Within recent weeks I have had a feeling that the entire country is only crowded with dismissed propagandists. It looks like there is nothing more at all in the information space. And everyone is happy: independent journalists willingly ask them questions like "Tell us, please, how your work biography started" or "what you are especially proud of after years of civil service". And they willingly tell how all these years they worked nonstop in the name of the Belarusian independence and fought aggressive Russian propaganda. In general, they risked their lives.
Yakubovich tells all Belarusian websites and even one foreign newspaper how he waged an information war with Kiselev and Solovyov. When not in the war, he hid his machine gun in a root cellar with potatoes and defended Kurapaty. The dismissed Uladzimir Berazhkou compares Yakubovich either with Akhmatova or Zoshchenko. He reasons about braces and recalls his dreams of blocking the Charter and outranking it with his "SovBel". "As the result, we managed to do it, because the Charter was blocked. It was a bad joke." Oh yes, that was a joke. I think we should start laughing. But we can't.
We used to laugh our head off at jokes of Vovka Berazhkou, our fellow-student. He was a talent and a witty fellow, a clever guy and a leader, unless he turned to braces and other people's shoes. However, it is not about it.
This story is not about these propagandists, but about the society. About our society with lost spatial coordinate, dead lighthouses and turned-off lights. It used to be impossible to learn how in 1964 the Russian "Radio Svaboda" interviewed Soviet ideologist Suslov to find out the way he imprisoned Brodsky. Now it is possible. We provide you with airs, websites, you just need to talk. Is there any problem? No comments on the case, but tell us about your creative and propaganda career. Meanwhile, one can reason about, for example, the blocking of the Charter. It is so annoying, isn't it? And let these propagandists keep kidding, they do it really well.
The society resembles Schrödinger's cat. If you do not remember what is it, it will remind you. This is how physicist Erwin Schrödinger described his thought experiment in the 30s of the last century. A cat is penned up in a chamber, along with a small flask of hydrocyanic acid and a Geiger counter, and a tiny bit of radioactive substance, so small, that perhaps in the course of the hour one of the atoms decays, but also, with equal probability, perhaps none. If it decays, the counter tube discharges and a chamber breaks, and the cat will die. If it is not, the cat will stay alive. If this entire system is left to itself for an hour, in accordance to the laws of the quantum world, the cat in the chamber can be both alive and dead at a time.

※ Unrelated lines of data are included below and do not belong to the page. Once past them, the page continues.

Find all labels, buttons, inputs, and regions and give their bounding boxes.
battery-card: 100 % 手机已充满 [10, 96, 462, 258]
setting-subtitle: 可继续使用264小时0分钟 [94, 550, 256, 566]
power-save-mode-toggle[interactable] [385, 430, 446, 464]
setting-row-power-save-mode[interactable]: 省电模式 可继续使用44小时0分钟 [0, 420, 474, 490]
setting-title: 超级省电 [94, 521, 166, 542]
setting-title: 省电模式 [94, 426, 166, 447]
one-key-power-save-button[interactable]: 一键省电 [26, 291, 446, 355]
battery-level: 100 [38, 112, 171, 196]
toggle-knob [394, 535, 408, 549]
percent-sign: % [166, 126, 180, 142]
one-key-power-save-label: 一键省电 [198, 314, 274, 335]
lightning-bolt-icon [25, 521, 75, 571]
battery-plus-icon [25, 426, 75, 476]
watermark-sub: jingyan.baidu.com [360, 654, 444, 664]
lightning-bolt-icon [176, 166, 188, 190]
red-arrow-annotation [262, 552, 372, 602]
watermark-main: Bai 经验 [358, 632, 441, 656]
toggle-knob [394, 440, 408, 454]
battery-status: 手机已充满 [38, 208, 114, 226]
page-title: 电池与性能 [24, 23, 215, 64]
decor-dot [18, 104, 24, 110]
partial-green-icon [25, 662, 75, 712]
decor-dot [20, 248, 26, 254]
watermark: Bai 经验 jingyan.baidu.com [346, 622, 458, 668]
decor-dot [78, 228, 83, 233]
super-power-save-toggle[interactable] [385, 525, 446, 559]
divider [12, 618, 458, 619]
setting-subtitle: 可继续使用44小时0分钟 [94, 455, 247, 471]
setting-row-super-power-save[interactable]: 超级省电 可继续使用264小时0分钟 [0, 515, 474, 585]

And we are in the same chamber. Either alive or dead. Fifty-fifty. When you look at happy faces of dismissed propagandists and those who rejoice over the blocking of Charter, you understand - they are people of Schrödinger. No one knows for sure whether they are alive or dead. Unless the radioactive atom splits, no one will understand it. However, we do not always get either we are still alive or died long ago and now live in hell. We forgot how to breathe, to perceive odours and tastes. And it might be the reason why this public kicked aside by the ruler feels quite confident. We are either alive or dead, just like them.
Soldier Korzhych was hanging in the noose for seven days, the Defence Minister says. And we have been hanging for 20 years and believe we're alive. We are hanging on squares of our cities and towns, in old courtyards, on nailed-up outdoor performance stages and old dusty dancefloors. I'm the fourth from the left hanging in the noose. You're the third in the fifth row. Are we jumping down?